04 Radiographic Evidence and Case Studies: Sustained Disease Regression
- Latest Research Data: Beyond PSA metrics, VAR5500 demonstrated impressive radiographic activity. In the 11 evaluable subjects, the RECIST objective response rate was 45% (5/11). Significant case highlights included: Case 1: A patient who had progressed on taxanes and ARPIs achieved resolution of disease on both PSMA-PET and whole-body MRI after 9 weeks, with PSA levels falling from 99 to 0.5 ng/mL. Case 2 (Visceral Disease): A heavily pre-treated patient with multiple liver metastases achieved a 46% RECIST response and a metabolic response continuing beyond 10 cycles. Case 3 (Post-Radioligand): A patient who had previously failed Actinium-PSMA therapy achieved a PSA drop from 100 to 0.03 ng/mL and regression of large nodal disease. Post-treatment biopsies confirmed increased T-cell infiltration in the tumor following four doses.

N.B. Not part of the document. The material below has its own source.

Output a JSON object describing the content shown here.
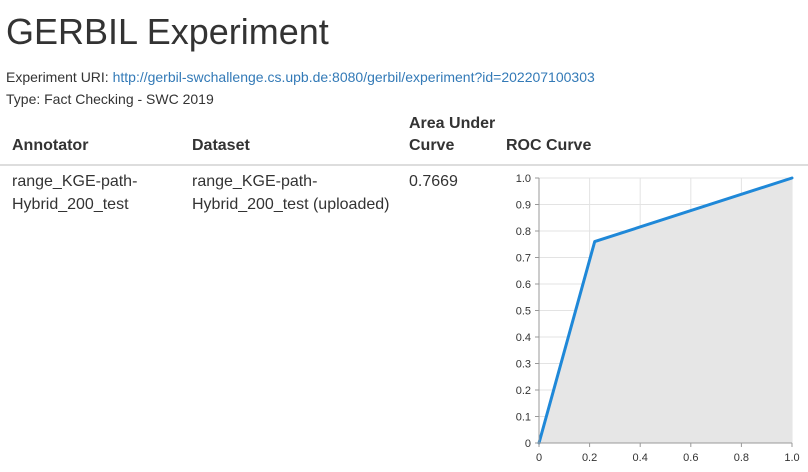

Conclusion and Outlook Prof. de Bono concluded that VAR5500 represents a significant step toward an immunotherapy that works safely and effectively in mCRPC. By successfully abrogating the risk of severe CRS through its innovative dual-masking platform, VAR5500 allows for deep and durable clinical responses, even in patients with high-burden visceral disease and those who have failed multiple lines of prior therapy. These findings provide a strong foundation for further clinical development and highlight the potential for a new standard of care in precision immunology for prostate cancer.